Handwriting is linked to learning, memory and thinking
- Joanne Jacobs

- Dec 18, 2025
- 2 min read
My daughter, a very early reader, learned to write the alphabet when she was three. She wouldn't quit -- "e" was very hard -- till she could write every letter. In kindergarten, demanded to learn script. Her fine-motor skills were nothing special, but she was great at pattern recognition and she had a will of iron. It took about three hours to get the "g" and the "q." She did it.

Writing by hand doesn't just develop fine motor skills, say researchers. It's good for the brain.
Students learn more and remember more when they write by hand, according to Edutopia's 10 most significant education studies of 2025. Typing on a keyboard is not as helpful.
Five-year-old pre-readers learned more letters and words when they practiced by hand rather than typing. Handwriting is an “important tool for learning and memory retention” for students of all ages, another study finds.
Writing by hand is closely connected to thinking concludes a meta-analysis of the research, writes Neil Franklin in Workplace Insight. There is "a clear and consistent link between children’s fine motor skills and how well they perform at school, across reading, writing, mathematics and broader cognitive measures."
Handwriting is a "powerful tool" for learning, write Elizabeth DeWitt, Cheryl Lundy Swift and Christina Bretz in The 74. "A recent study, Writing by Hand Helps Children Learn Letters Better, reinforces this, showing that the physical act of forming letters strengthens memory and accelerates learning."
Writing by hand "activates multiple areas of the brain by combining visual, auditory and kinesthetic input," they write. "Once letter formation becomes automatic, a child’s brain is freed to focus on higher-level thinking."
The benefits don't fade, researchers say."One study found college students who took notes by hand remembered more than those who typed, likely because writing by hand forces the brain to process and summarize information, not just copy it."
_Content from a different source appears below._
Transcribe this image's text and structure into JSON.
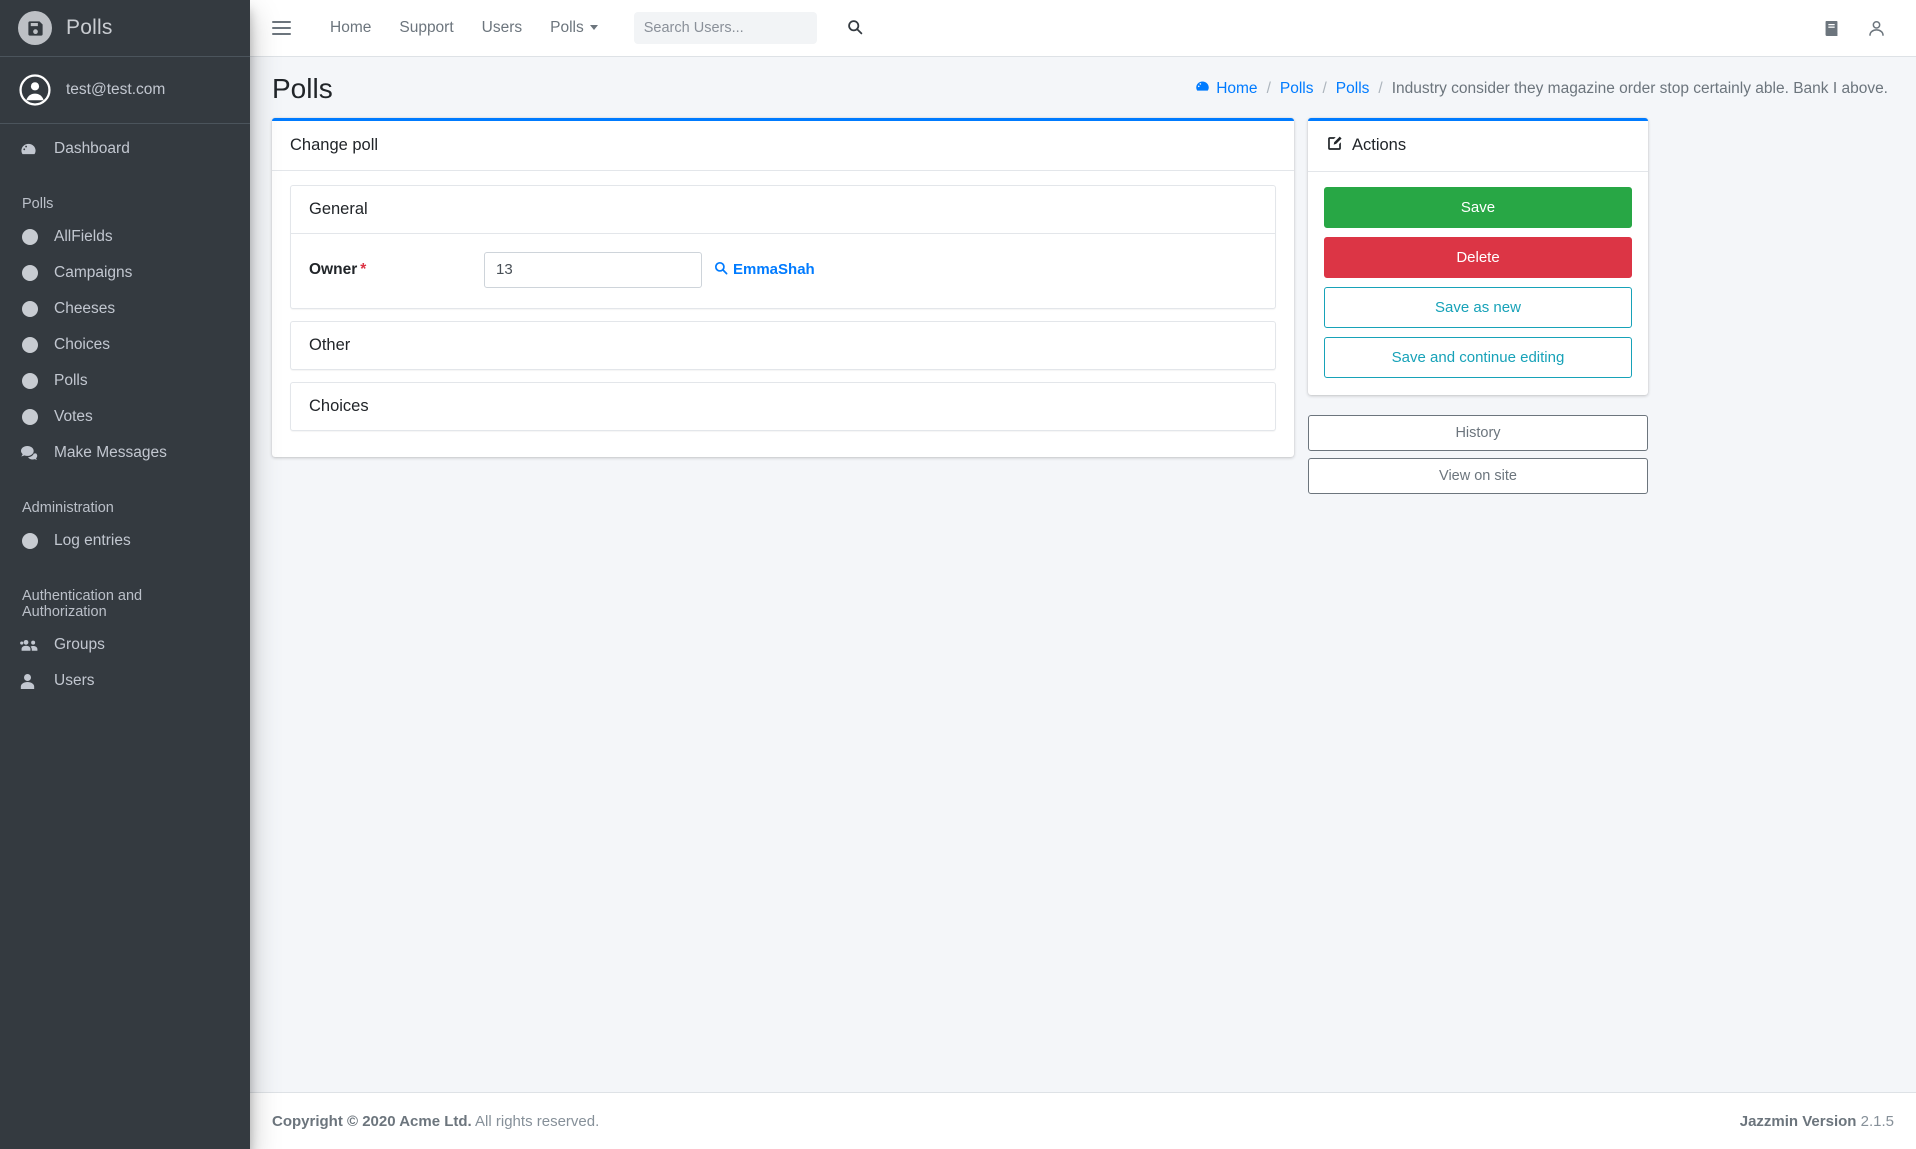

Writing sure worked for me and I double-majored and double-minored. Admittedly, all of my degrees were in the before-laptop era, but I took very good, well-organized, comprehensive notes and added comments/questions for follow-up as soon as possible after class.Later, I added material from texts/books.I studied for exams by writing progressively more condensed versions of my notes; until I had a whole notebook reduced to a few index cards. I could be confident that I hadn’t missed anything significant and my method gave me the grades I wanted (in the era when most got “C” and schools didn’t worry about flunk-outs).
I was interested to see that there's a correlation between a child's handwriting and his performance in school.
My own children learned to read very young, before starting preschool. For my son in particular, there was a long time between when he began to read on his own (though he still loved being read to!) and when he was capable of (and willing to) write letters. His fine-motor skills caught up eventually, though; he was always an outstanding student and is writing a PhD dissertation at the moment.
Not surprised at all. I can hold a conversation and type something completely different, can't do that while writing.